Los raros aromas que desprendían los pasillos cuando más te adentrabas o lo tenebroso que se veía cuando te quedabas solo, era lo que más odiaba.

Pero aprendí a acostumbrarme. Tenía que hacerlo. Venir constantemente con mi madre comenzó a ser ese impulso para vencer ese absurdo miedo.

Cuando tenía apenas trece años, fue cuando comenzó toda esta faena. Mi madre había elegido una de las formas más horribles para desahogarse y cada tanto teníamos que venir a urgencias. Todo era para curar su dolor. Bueno, eso era lo que ella me repetía constantemente.

Que debía conllevar de alguna manera el que yo fuera su hija.

Doblando la esquina del pasillo vi su puerta, la que me indicaron en la entrada, y fue casi instantáneo el que mis pies se plantaran en el suelo evitando que avanzara.

— ¿Señorita?— la enfermera que me acompañaba me lanzó una mirada rara— Ese es el cuarto.

— Sí, yo...no voy a entrar.

— ¿Está segura? Estoy por darle el alta...

— No, me quedaré aquí y por favor no le diga que vine.

La duda resplandeció en su mirada, pero fue más comprensiva sólo asintiendo y girándose para dirigirse al cuarto.

Los enfermeros y doctores, se paseaban por el pasillo con una sintonía ya ensayada, regalándome pequeñas sonrisas al cruzar a mi lado.

Había anulado cualquier tipo de visita tras esa llamada, no quería ver a mamá y la enfermera apareció entender luego de la cuarta insistencia diciendo que ella saldría el lunes por la tarde. Y eso fue lo suficiente para que ahora me encontraba aquí, esperando verla desde lejos.

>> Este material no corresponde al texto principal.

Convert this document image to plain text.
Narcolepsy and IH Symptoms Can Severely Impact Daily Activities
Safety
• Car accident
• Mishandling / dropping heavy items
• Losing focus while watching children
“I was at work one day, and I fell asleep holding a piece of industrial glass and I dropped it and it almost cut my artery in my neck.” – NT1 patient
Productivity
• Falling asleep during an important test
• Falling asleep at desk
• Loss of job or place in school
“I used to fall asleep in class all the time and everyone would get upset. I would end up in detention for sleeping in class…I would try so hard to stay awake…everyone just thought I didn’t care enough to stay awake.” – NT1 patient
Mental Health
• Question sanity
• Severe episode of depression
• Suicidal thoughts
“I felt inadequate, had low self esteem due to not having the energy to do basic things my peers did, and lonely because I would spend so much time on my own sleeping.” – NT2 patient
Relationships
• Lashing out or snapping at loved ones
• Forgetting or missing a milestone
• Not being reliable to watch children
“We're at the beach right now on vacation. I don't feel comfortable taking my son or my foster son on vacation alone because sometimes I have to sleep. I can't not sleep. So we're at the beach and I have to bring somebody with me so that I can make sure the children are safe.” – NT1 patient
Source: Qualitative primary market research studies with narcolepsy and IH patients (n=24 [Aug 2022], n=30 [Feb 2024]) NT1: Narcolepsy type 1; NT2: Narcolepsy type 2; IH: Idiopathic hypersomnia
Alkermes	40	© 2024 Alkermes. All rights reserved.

Conforme pasaban los minutos, no podía evitar tener el impulso de solo irme, a ella no le importaría si estabas aquí, pero quería asegurarme de que al menos su estado era estable.

Pasaron creo que segundos antes de ver a la mujer, de la cual heredé mis rasgos, salir de allí con un enorme abrigo, unos leggins grises y las botas que le regalé hace cinco años para su cumpleaños.

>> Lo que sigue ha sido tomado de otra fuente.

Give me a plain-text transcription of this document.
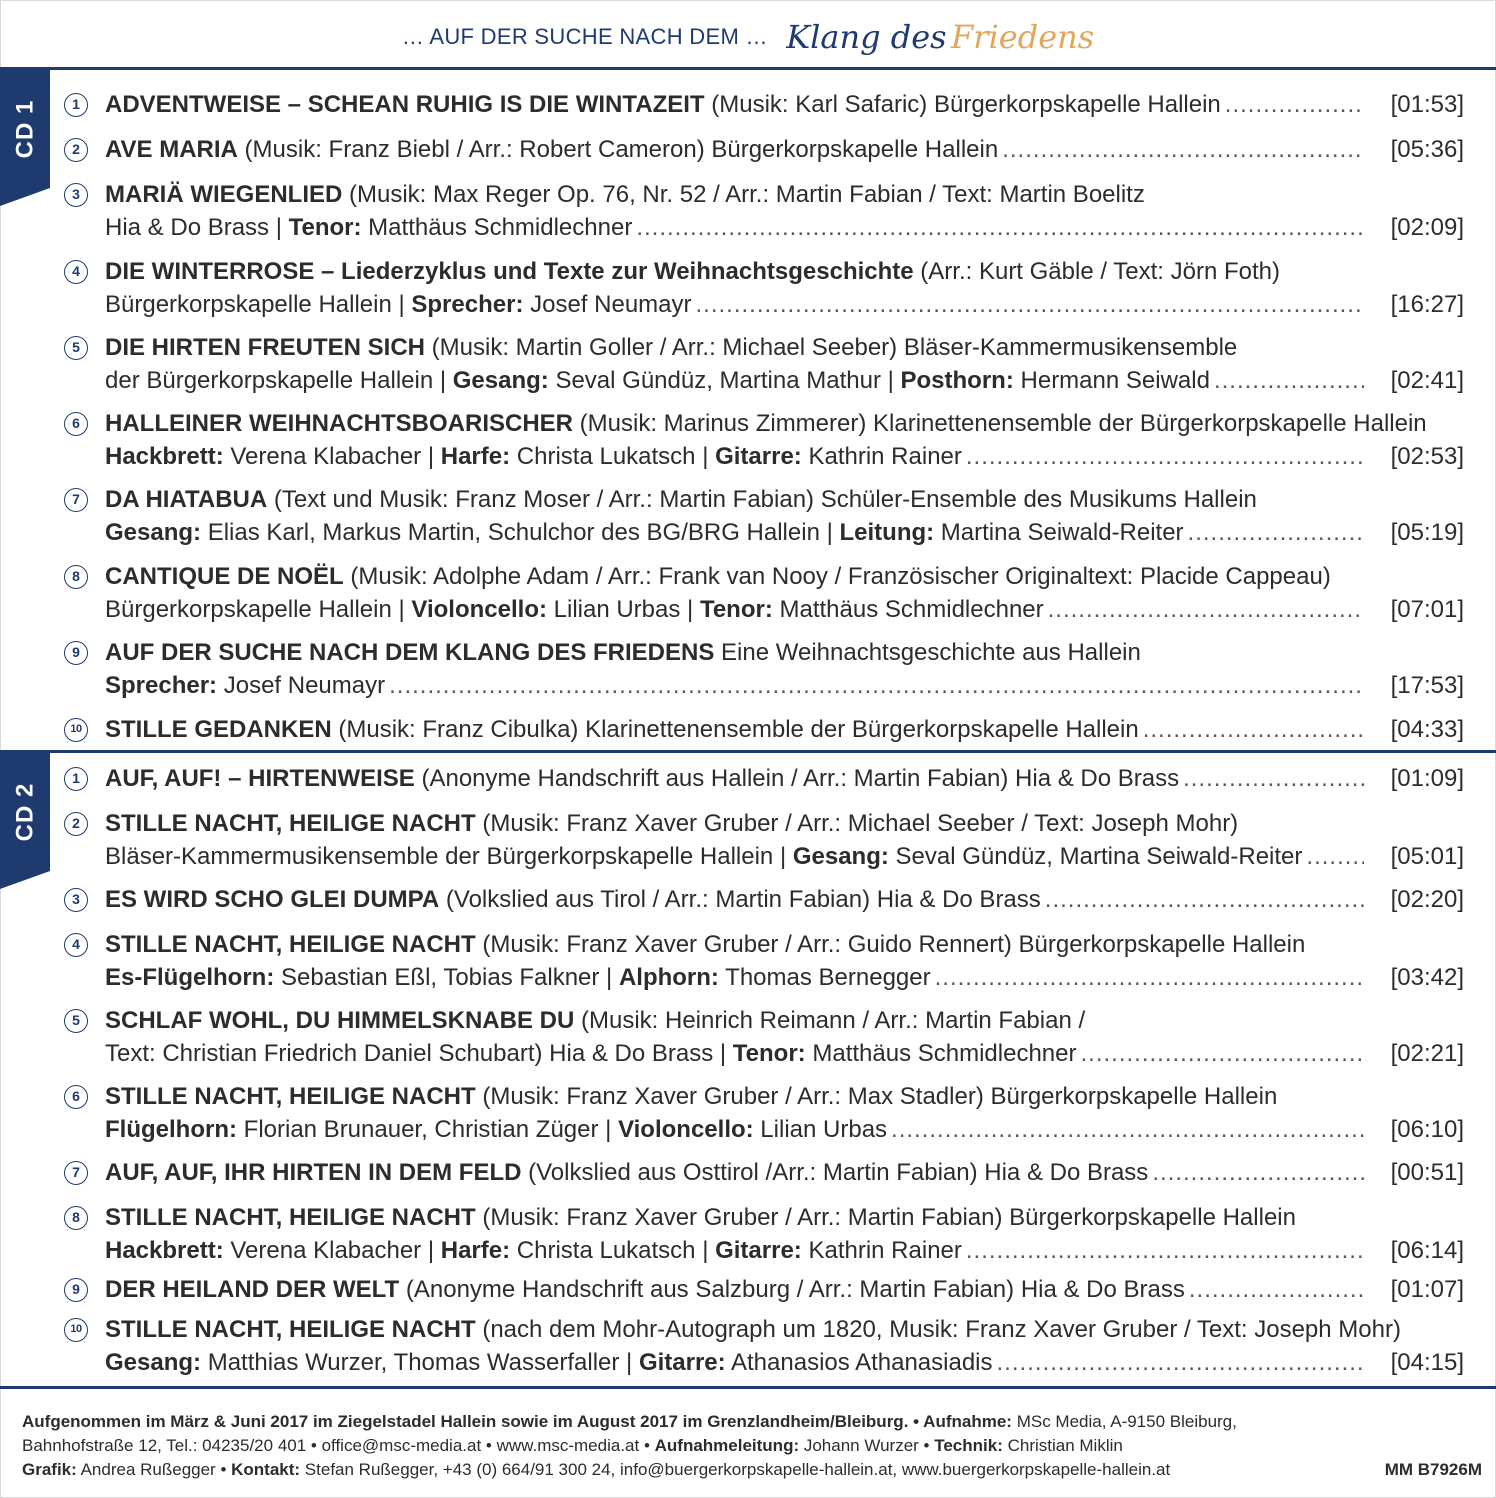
… AUF DER SUCHE NACH DEM … Klang des Friedens
CD 1	1	ADVENTWEISE – SCHEAN RUHIG IS DIE WINTAZEIT (Musik: Karl Safaric) Bürgerkorpskapelle Hallein .....	[01:53]
2	AVE MARIA (Musik: Franz Biebl / Arr.: Robert Cameron) Bürgerkorpskapelle Hallein .....	[05:36]
3	MARIÄ WIEGENLIED (Musik: Max Reger Op. 76, Nr. 52 / Arr.: Martin Fabian / Text: Martin Boelitz
Hia & Do Brass | Tenor: Matthäus Schmidlechner .....	[02:09]
4	DIE WINTERROSE – Liederzyklus und Texte zur Weihnachtsgeschichte (Arr.: Kurt Gäble / Text: Jörn Foth)
Bürgerkorpskapelle Hallein | Sprecher: Josef Neumayr .....	[16:27]
5	DIE HIRTEN FREUTEN SICH (Musik: Martin Goller / Arr.: Michael Seeber) Bläser-Kammermusikensemble
der Bürgerkorpskapelle Hallein | Gesang: Seval Gündüz, Martina Mathur | Posthorn: Hermann Seiwald .....	[02:41]
6	HALLEINER WEIHNACHTSBOARISCHER (Musik: Marinus Zimmerer) Klarinettenensemble der Bürgerkorpskapelle Hallein
Hackbrett: Verena Klabacher | Harfe: Christa Lukatsch | Gitarre: Kathrin Rainer .....	[02:53]
7	DA HIATABUA (Text und Musik: Franz Moser / Arr.: Martin Fabian) Schüler-Ensemble des Musikums Hallein
Gesang: Elias Karl, Markus Martin, Schulchor des BG/BRG Hallein | Leitung: Martina Seiwald-Reiter .....	[05:19]
8	CANTIQUE DE NOËL (Musik: Adolphe Adam / Arr.: Frank van Nooy / Französischer Originaltext: Placide Cappeau)
Bürgerkorpskapelle Hallein | Violoncello: Lilian Urbas | Tenor: Matthäus Schmidlechner .....	[07:01]
9	AUF DER SUCHE NACH DEM KLANG DES FRIEDENS Eine Weihnachtsgeschichte aus Hallein
Sprecher: Josef Neumayr .....	[17:53]
10 STILLE GEDANKEN (Musik: Franz Cibulka) Klarinettenensemble der Bürgerkorpskapelle Hallein .....	[04:33]
CD 2
1	AUF, AUF! – HIRTENWEISE (Anonyme Handschrift aus Hallein / Arr.: Martin Fabian) Hia & Do Brass .....	[01:09]
2	STILLE NACHT, HEILIGE NACHT (Musik: Franz Xaver Gruber / Arr.: Michael Seeber / Text: Joseph Mohr)
Bläser-Kammermusikensemble der Bürgerkorpskapelle Hallein | Gesang: Seval Gündüz, Martina Seiwald-Reiter .....	[05:01]
3	ES WIRD SCHO GLEI DUMPA (Volkslied aus Tirol / Arr.: Martin Fabian) Hia & Do Brass .....	[02:20]
4	STILLE NACHT, HEILIGE NACHT (Musik: Franz Xaver Gruber / Arr.: Guido Rennert) Bürgerkorpskapelle Hallein
Es-Flügelhorn: Sebastian Eßl, Tobias Falkner | Alphorn: Thomas Bernegger .....	[03:42]
5	SCHLAF WOHL, DU HIMMELSKNABE DU (Musik: Heinrich Reimann / Arr.: Martin Fabian /
Text: Christian Friedrich Daniel Schubart) Hia & Do Brass | Tenor: Matthäus Schmidlechner .....	[02:21]
6	STILLE NACHT, HEILIGE NACHT (Musik: Franz Xaver Gruber / Arr.: Max Stadler) Bürgerkorpskapelle Hallein
Flügelhorn: Florian Brunauer, Christian Züger | Violoncello: Lilian Urbas .....	[06:10]
7	AUF, AUF, IHR HIRTEN IN DEM FELD (Volkslied aus Osttirol /Arr.: Martin Fabian) Hia & Do Brass .....	[00:51]
8	STILLE NACHT, HEILIGE NACHT (Musik: Franz Xaver Gruber / Arr.: Martin Fabian) Bürgerkorpskapelle Hallein
Hackbrett: Verena Klabacher | Harfe: Christa Lukatsch | Gitarre: Kathrin Rainer .....	[06:14]
9	DER HEILAND DER WELT (Anonyme Handschrift aus Salzburg / Arr.: Martin Fabian) Hia & Do Brass .....	[01:07]
10 STILLE NACHT, HEILIGE NACHT (nach dem Mohr-Autograph um 1820, Musik: Franz Xaver Gruber / Text: Joseph Mohr)
Gesang: Matthias Wurzer, Thomas Wasserfaller | Gitarre: Athanasios Athanasiadis .....	[04:15]
Aufgenommen im März & Juni 2017 im Ziegelstadel Hallein sowie im August 2017 im Grenzlandheim/Bleiburg. • Aufnahme: MSc Media, A-9150 Bleiburg,
Bahnhofstraße 12, Tel.: 04235/20 401 • office@msc-media.at • www.msc-media.at • Aufnahmeleitung: Johann Wurzer • Technik: Christian Miklin
Grafik: Andrea Rußegger • Kontakt: Stefan Rußegger, +43 (0) 664/91 300 24, info@buergerkorpskapelle-hallein.at, www.buergerkorpskapelle-hallein.at	MM B7926M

Y a pesar de no tener contacto con ella por más de once meses, mi madre no había cambiado nada de sus aspecto, seguía igual.

Mi corazón bombeaba en mis oídos, y ese suave sabor amargo se entendió por mi boca. No avanzaría hasta ella, no le diría buenos días y la abrazaría, no lo haría. Pero esa pequeña niña en mí, sí quiso ir a abrazar con mucha fuerza a la mamá que le regalaba chocolates cuando se caía y acariciaba su cabello cada que se padre le regañaba por robar cartas del buzón. La abrazaría sabiendo que estaba bien. Que no le ocurrió nada.

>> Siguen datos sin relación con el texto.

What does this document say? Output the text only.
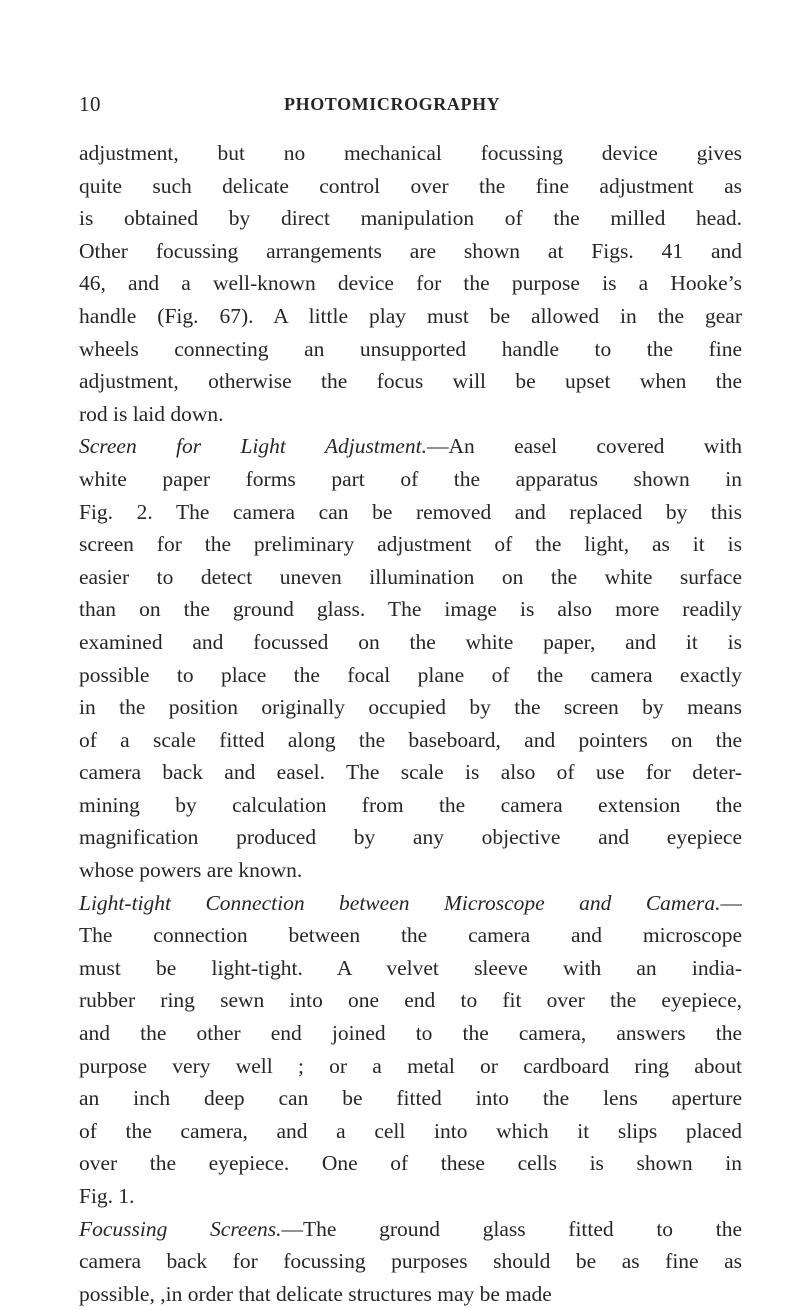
10	PHOTOMICROGRAPHY
adjustment, but no mechanical focussing device gives
quite such delicate control over the fine adjustment as
is obtained by direct manipulation of the milled head.
Other focussing arrangements are shown at Figs. 41 and
46, and a well-known device for the purpose is a Hooke’s
handle (Fig. 67). A little play must be allowed in the gear
wheels connecting an unsupported handle to the fine
adjustment, otherwise the focus will be upset when the
rod is laid down.
Screen for Light Adjustment.—An easel covered with
white paper forms part of the apparatus shown in
Fig. 2. The camera can be removed and replaced by this
screen for the preliminary adjustment of the light, as it is
easier to detect uneven illumination on the white surface
than on the ground glass. The image is also more readily
examined and focussed on the white paper, and it is
possible to place the focal plane of the camera exactly
in the position originally occupied by the screen by means
of a scale fitted along the baseboard, and pointers on the
camera back and easel. The scale is also of use for deter-
mining by calculation from the camera extension the
magnification produced by any objective and eyepiece
whose powers are known.
Light-tight Connection between Microscope and Camera.—
The connection between the camera and microscope
must be light-tight. A velvet sleeve with an india-
rubber ring sewn into one end to fit over the eyepiece,
and the other end joined to the camera, answers the
purpose very well ; or a metal or cardboard ring about
an inch deep can be fitted into the lens aperture
of the camera, and a cell into which it slips placed
over the eyepiece. One of these cells is shown in
Fig. 1.
Focussing Screens.—The ground glass fitted to the
camera back for focussing purposes should be as fine as
possible, ,in order that delicate structures may be made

Y no fui consciente del momento en que mi pie dio un paso en falso, de repente esas raíces que se habían plantado el suelo y entrelazado con mis tobillos me habían dejado libre y mientras veía a mi madre hablar con la enferma quise avanzar hasta ella, mi cuerpo quiso hacerlo.

Pero fue como una patada al estómago, cuando segundos después, un hombre salió de la misma habitación, el hombre que llevó a mi madre hasta su límite y la sigue llevando, salió de allí con aires de grandeza pasando el brazo por los hombros de mi madre y sonriéndole cortamente a la enfermera, no sin antes inspeccionarle de pies a cabeza mientras discretamente acomodaba su entrepierna.